Former US Democratic presidential candidate Hillary Rodham Clinton’s senior campaign strategist on Thursday did not mince his words when confronted by top staffers of US president-elect Donald Trump: He does not have a voter mandate.
“You guys won. That’s clear. You won the electoral college, that’s the currency,” Clinton strategist Joel Benenson said during a contentious three-hour forum hosted by the Institute of Politics at Harvard University. “But let’s also be honest. Don’t act as if you have some popular mandate for your message … the fact of the matter is that more Americans voted for Hillary Clinton than Donald Trump.”
“Hey guys, we won,” said Kellyanne Conway, Trump’s third and final campaign manager. “You don’t have to respond. I mean, seriously. Why is there no mandate?” she asked as she pointed out congressional seats, governorships and state legislatures lost by Democrats since US President Barack Obama took office.
The confrontation came as tensions between the two campaigns continue to simmer following an unprecedented and bitter fight for the presidency that ended in Trump’s surprise victory last month.
The fact that Clinton has won 2.5 million more votes than Trump has galvanized her supporters and led him to claim that it is because of widespread voter fraud.
“Guys, I can tell you’re angry, but wow. Hashtag he’s your president,” Conway said. “I was asked a hundred times on TV — maybe a thousand times — will he accept the election results? Will he accept? Will you? Will you ever accept the election results? Will you tell your protesters he’s your president too?”
Six Clinton staffers faced off against a team of five Trump advisers during the panel, one of several during the two-day Harvard conference, which also included a grilling of CNN president Jeff Zucker on the role that cable news played in Trump’s rise.
However, it was the member of the Trump team who had been slated to appear, but did not, campaign chief executive and former Breitbart News head Steve Bannon, whose views on race led to several minutes of heated back-and-forth.
Conway and other Trump aides praised Bannon as a “brilliant tactician.”
“If providing a platform for white supremacists makes me a brilliant tactician, I am glad to have lost,” Clinton communications director Jennifer Palmieri said. “I am more proud of Hillary Clinton’s alt-right speech than any other moment on the campaign because she had the courage to stand up. I would rather lose than win the way you guys did.”

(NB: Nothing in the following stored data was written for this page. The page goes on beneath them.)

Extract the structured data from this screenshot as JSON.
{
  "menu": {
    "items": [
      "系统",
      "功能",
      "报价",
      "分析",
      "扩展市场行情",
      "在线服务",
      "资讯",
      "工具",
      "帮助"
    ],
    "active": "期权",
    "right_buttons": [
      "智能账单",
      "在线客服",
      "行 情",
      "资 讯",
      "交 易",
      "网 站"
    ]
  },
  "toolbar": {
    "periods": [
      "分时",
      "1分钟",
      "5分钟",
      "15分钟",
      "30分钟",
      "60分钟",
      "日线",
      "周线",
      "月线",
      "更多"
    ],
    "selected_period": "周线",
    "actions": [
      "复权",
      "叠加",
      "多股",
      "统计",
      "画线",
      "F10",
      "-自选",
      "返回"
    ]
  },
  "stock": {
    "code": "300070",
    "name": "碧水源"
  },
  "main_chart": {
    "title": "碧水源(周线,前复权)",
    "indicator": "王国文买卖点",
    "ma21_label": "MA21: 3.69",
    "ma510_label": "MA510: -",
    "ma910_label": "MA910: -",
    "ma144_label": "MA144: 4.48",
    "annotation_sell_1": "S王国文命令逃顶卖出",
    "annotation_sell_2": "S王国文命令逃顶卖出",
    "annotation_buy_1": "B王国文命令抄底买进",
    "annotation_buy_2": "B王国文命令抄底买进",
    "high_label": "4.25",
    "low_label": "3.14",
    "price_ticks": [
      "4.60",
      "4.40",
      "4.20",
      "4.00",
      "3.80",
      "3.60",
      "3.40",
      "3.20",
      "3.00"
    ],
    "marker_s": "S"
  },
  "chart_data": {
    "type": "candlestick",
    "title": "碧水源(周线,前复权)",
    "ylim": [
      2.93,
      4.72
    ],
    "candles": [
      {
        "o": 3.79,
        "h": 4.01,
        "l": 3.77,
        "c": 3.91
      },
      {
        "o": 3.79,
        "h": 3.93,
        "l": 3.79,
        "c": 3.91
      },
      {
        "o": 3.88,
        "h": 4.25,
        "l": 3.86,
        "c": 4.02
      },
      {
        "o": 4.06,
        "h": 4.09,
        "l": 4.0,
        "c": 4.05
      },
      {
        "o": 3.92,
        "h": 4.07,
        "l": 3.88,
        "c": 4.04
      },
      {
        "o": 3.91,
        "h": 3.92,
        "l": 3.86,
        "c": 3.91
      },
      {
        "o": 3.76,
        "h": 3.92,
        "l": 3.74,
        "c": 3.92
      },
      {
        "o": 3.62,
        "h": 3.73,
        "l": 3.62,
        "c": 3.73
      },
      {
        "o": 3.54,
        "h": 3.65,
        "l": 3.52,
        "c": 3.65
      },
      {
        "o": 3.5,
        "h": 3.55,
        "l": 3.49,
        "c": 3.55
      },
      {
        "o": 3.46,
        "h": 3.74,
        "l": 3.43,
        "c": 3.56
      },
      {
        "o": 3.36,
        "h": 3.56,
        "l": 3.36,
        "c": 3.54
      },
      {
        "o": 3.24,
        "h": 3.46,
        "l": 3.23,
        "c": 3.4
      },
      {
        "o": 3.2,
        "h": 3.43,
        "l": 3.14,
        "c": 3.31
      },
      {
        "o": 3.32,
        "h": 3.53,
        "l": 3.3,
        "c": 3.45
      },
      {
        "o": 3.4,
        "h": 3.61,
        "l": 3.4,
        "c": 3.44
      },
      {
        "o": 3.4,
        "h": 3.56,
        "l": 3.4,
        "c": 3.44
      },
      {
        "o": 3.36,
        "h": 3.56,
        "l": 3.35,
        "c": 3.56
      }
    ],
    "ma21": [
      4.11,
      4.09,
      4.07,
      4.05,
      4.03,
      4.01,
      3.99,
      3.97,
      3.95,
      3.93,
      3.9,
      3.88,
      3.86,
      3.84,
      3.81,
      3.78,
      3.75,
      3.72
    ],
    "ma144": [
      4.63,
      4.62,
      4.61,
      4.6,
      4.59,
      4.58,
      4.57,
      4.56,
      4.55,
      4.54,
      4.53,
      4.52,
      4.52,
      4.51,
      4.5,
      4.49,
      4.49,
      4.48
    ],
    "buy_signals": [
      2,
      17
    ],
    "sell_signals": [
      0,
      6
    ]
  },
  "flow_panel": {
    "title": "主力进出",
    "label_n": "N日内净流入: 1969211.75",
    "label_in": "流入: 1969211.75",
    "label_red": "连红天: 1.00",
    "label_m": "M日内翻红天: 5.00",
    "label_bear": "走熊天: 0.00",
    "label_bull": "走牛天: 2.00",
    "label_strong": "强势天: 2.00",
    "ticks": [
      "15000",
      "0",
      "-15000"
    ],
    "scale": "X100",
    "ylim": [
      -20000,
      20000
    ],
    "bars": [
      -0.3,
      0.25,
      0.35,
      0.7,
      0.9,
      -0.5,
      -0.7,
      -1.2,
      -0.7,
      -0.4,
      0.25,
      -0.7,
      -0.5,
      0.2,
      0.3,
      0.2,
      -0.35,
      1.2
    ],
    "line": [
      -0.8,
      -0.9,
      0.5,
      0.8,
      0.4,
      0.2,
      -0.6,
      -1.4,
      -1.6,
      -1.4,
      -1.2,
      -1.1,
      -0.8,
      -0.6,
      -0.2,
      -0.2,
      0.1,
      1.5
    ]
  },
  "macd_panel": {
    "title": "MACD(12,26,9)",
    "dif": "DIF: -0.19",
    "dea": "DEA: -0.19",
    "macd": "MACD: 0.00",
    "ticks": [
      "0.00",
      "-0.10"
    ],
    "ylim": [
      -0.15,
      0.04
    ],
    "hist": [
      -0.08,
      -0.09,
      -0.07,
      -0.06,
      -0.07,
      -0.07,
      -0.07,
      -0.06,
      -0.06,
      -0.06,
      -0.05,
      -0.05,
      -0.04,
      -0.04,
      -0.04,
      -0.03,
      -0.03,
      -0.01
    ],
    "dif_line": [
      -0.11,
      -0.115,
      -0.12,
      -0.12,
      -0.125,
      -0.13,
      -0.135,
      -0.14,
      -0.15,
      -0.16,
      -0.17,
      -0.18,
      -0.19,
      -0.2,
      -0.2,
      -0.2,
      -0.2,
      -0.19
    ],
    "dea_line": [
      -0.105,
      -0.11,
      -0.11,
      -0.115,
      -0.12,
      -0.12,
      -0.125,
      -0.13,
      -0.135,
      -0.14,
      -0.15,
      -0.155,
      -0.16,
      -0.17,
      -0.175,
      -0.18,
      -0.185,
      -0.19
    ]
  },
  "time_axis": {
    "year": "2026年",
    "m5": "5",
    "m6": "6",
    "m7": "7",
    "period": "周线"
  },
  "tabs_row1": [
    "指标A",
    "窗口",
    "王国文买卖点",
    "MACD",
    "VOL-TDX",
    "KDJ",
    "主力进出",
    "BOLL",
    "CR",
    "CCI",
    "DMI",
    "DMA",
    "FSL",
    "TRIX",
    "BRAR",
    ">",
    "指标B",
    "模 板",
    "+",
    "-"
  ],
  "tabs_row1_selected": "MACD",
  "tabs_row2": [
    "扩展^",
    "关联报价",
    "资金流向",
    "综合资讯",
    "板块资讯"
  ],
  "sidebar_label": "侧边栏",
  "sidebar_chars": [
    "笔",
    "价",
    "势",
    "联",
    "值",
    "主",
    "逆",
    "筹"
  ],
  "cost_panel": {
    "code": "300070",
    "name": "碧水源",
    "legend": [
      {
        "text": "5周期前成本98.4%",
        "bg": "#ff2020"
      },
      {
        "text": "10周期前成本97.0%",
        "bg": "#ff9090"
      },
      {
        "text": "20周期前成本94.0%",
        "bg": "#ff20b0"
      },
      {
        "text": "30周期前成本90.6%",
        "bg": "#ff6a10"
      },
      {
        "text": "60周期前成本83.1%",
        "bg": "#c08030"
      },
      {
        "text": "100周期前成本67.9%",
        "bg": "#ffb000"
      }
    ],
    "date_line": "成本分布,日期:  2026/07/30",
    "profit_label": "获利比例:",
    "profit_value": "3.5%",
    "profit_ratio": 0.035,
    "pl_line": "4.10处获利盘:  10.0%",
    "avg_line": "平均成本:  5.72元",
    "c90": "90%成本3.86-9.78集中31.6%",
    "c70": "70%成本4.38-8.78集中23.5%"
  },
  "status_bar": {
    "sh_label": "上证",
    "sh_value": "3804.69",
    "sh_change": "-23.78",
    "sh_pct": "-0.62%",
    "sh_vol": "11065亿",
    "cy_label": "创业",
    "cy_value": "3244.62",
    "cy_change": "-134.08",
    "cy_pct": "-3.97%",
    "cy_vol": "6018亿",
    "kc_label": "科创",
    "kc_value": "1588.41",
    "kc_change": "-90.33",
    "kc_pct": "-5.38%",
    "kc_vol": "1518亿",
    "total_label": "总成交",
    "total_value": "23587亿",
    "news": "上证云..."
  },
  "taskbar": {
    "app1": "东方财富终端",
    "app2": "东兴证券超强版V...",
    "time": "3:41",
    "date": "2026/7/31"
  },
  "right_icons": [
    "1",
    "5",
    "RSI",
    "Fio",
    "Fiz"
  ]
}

“Do you think I ran a campaign where white supremacists had a platform?” Conway fired back. “You going look me in the face and tell me that?”
Conway said Clinton lost because people simply did not like her and she offered up no viable plan to strengthen the US economy for middle-class Americans.
“How about it’s Hillary Clinton? She doesn’t connect with people. How about they have nothing in common with her? How about you had no economic message,” Conway said.
Trump’s first campaign manager, Corey Lewandowski, offered a peek at they tycoon’s decisionmaking process during a panel discussion of the Republican primary.
In July last year, just five weeks into Trump’s candidacy, his aides worried that it might already be over after he questioned US Senator John McCain’s war-hero status at an Iowa forum.
“As soon as he was done speaking, I closed the door and said, ‘Sir, we have a problem,’” Lewandowski said.
Trump insisted he would not apologize and instead would pivot to arguing that veterans are not being treated the way they should be, Lewandowski said.
“Donald Trump does what he always does — he doubled down,” Lewandowski said.
Trump also debated with his aides on whether to call out US-born Judge Gonzalo Curiel, overseeing a trial over allegations of false claims made by Trump University, as biased because of his family’s Mexican heritage.
“I made the strategic recommendation not to do that, as did others,” Lewandowski said.
However, Trump’s instincts were so spot on that it was difficult to dissuade him, he said.